TensorSpace

class odl.core.space.base_tensors.TensorSpace(shape, dtype, device, **kwargs)[source]

Bases: LinearSpace

Base class for sets of tensors of arbitrary data type.

A tensor is, in the most general sense, a multi-dimensional array that allows operations per entry (keep the rank constant), reductions / contractions (reduce the rank) and broadcasting (raises the rank). For non-numeric data type like object, the range of valid operations is rather limited since such a set of tensors does not define a vector space. Any numeric data type, on the other hand, is considered valid for a tensor space, although certain operations - like division with integer dtype - are not guaranteed to yield reasonable results.

Under these restrictions, all basic vector space operations are supported by this class, along with reductions based on arithmetic or comparison, and element-wise mathematical functions (“ufuncs”).

See the Wikipedia article on tensors for further details. See also [Hac2012] “Part I Algebraic Tensors” for a rigorous treatment of tensors with a definition close to this one.

Note also that this notion of tensors is the same as in popular Deep Learning frameworks.

References

[Hac2012] Hackbusch, W. Tensor Spaces and Numerical Tensor Calculus. Springer, 2012.

__init__(shape, dtype, device, **kwargs)[source]

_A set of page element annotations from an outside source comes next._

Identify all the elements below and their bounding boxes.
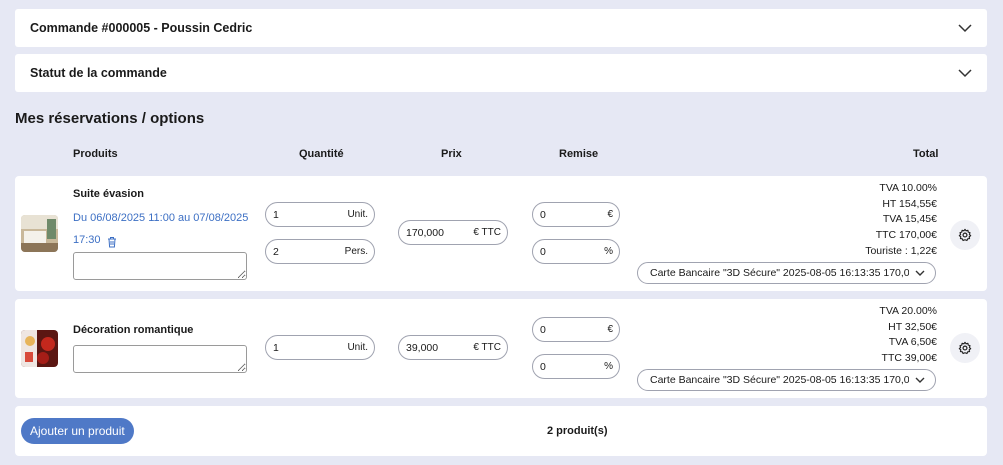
price-input[interactable]: 170,000 € TTC xyxy=(398,220,508,245)
vat-amount: TVA 15,45€ xyxy=(882,213,937,226)
discount-amount-unit: € xyxy=(607,209,613,220)
discount-percent-unit: % xyxy=(604,246,613,257)
gear-icon xyxy=(958,341,972,355)
section-title: Mes réservations / options xyxy=(15,110,205,127)
products-footer: Ajouter un produit 2 produit(s) xyxy=(15,406,987,456)
vat-amount: TVA 6,50€ xyxy=(888,336,937,349)
persons-value: 2 xyxy=(273,245,279,258)
product-row: Suite évasion Du 06/08/2025 11:00 au 07/… xyxy=(15,176,987,291)
order-title: Commande #000005 - Poussin Cedric xyxy=(30,21,253,35)
quantity-input[interactable]: 1 Unit. xyxy=(265,335,375,360)
payment-select-value: Carte Bancaire "3D Sécure" 2025-08-05 16… xyxy=(650,267,909,279)
discount-percent-value: 0 xyxy=(540,245,546,258)
vat-rate: TVA 10.00% xyxy=(879,182,937,194)
product-dates-text: Du 06/08/2025 11:00 au 07/08/2025 17:30 xyxy=(73,212,249,246)
discount-percent-input[interactable]: 0 % xyxy=(532,239,620,264)
discount-percent-unit: % xyxy=(604,361,613,372)
total-incl-tax: TTC 170,00€ xyxy=(875,229,937,242)
payment-select[interactable]: Carte Bancaire "3D Sécure" 2025-08-05 16… xyxy=(637,262,936,284)
total-excl-tax: HT 154,55€ xyxy=(882,197,937,210)
chevron-down-icon xyxy=(915,270,925,276)
product-image xyxy=(21,215,58,252)
persons-unit: Pers. xyxy=(344,246,368,257)
discount-amount-value: 0 xyxy=(540,323,546,336)
discount-amount-value: 0 xyxy=(540,208,546,221)
quantity-unit: Unit. xyxy=(347,342,368,353)
payment-select[interactable]: Carte Bancaire "3D Sécure" 2025-08-05 16… xyxy=(637,369,936,391)
discount-percent-value: 0 xyxy=(540,360,546,373)
column-header-discount: Remise xyxy=(559,148,599,160)
discount-amount-input[interactable]: 0 € xyxy=(532,202,620,227)
order-accordion[interactable]: Commande #000005 - Poussin Cedric xyxy=(15,9,987,47)
discount-amount-unit: € xyxy=(607,324,613,335)
product-row: Décoration romantique 1 Unit. 39,000 € T… xyxy=(15,299,987,398)
discount-percent-input[interactable]: 0 % xyxy=(532,354,620,379)
order-status-title: Statut de la commande xyxy=(30,66,167,80)
chevron-down-icon xyxy=(915,377,925,383)
totals-block: TVA 20.00% HT 32,50€ TVA 6,50€ TTC 39,00… xyxy=(879,304,937,367)
product-name: Décoration romantique xyxy=(73,324,194,336)
add-product-button[interactable]: Ajouter un produit xyxy=(21,418,134,444)
totals-block: TVA 10.00% HT 154,55€ TVA 15,45€ TTC 170… xyxy=(865,181,937,260)
column-header-price: Prix xyxy=(441,148,462,160)
product-count: 2 produit(s) xyxy=(547,425,608,437)
chevron-down-icon[interactable] xyxy=(958,66,972,80)
quantity-unit: Unit. xyxy=(347,209,368,220)
price-unit: € TTC xyxy=(473,227,501,238)
total-excl-tax: HT 32,50€ xyxy=(888,320,937,333)
row-settings-button[interactable] xyxy=(950,220,980,250)
order-status-accordion[interactable]: Statut de la commande xyxy=(15,54,987,92)
trash-icon[interactable] xyxy=(107,234,117,248)
column-header-total: Total xyxy=(913,148,939,160)
product-image xyxy=(21,330,58,367)
product-note-input[interactable] xyxy=(73,252,247,280)
price-input[interactable]: 39,000 € TTC xyxy=(398,335,508,360)
payment-select-value: Carte Bancaire "3D Sécure" 2025-08-05 16… xyxy=(650,374,909,386)
price-value: 39,000 xyxy=(406,341,439,354)
gear-icon xyxy=(958,228,972,242)
product-name: Suite évasion xyxy=(73,188,144,200)
quantity-value: 1 xyxy=(273,341,279,354)
quantity-input[interactable]: 1 Unit. xyxy=(265,202,375,227)
column-header-quantity: Quantité xyxy=(299,148,344,160)
price-unit: € TTC xyxy=(473,342,501,353)
vat-rate: TVA 20.00% xyxy=(879,305,937,317)
quantity-value: 1 xyxy=(273,208,279,221)
row-settings-button[interactable] xyxy=(950,333,980,363)
column-header-products: Produits xyxy=(73,148,118,160)
total-incl-tax: TTC 39,00€ xyxy=(881,352,937,365)
product-note-input[interactable] xyxy=(73,345,247,373)
price-value: 170,000 xyxy=(406,226,444,239)
discount-amount-input[interactable]: 0 € xyxy=(532,317,620,342)
persons-input[interactable]: 2 Pers. xyxy=(265,239,375,264)
tourist-tax: Touriste : 1,22€ xyxy=(865,244,937,257)
chevron-down-icon[interactable] xyxy=(958,21,972,35)
product-dates[interactable]: Du 06/08/2025 11:00 au 07/08/2025 17:30 xyxy=(73,207,253,251)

Initialize a new instance.

Parameters

shapenonnegative int or sequence of nonnegative ints

Number of entries of type dtype per axis in this space. A single integer results in a space with rank 1, i.e., 1 axis.

dtype :

Data type of elements in this space. Can be provided in any way the numpy.dtype constructor understands, e.g. as built-in type or as a string. For a data type with a dtype.shape, these extra dimensions are added to the left of shape.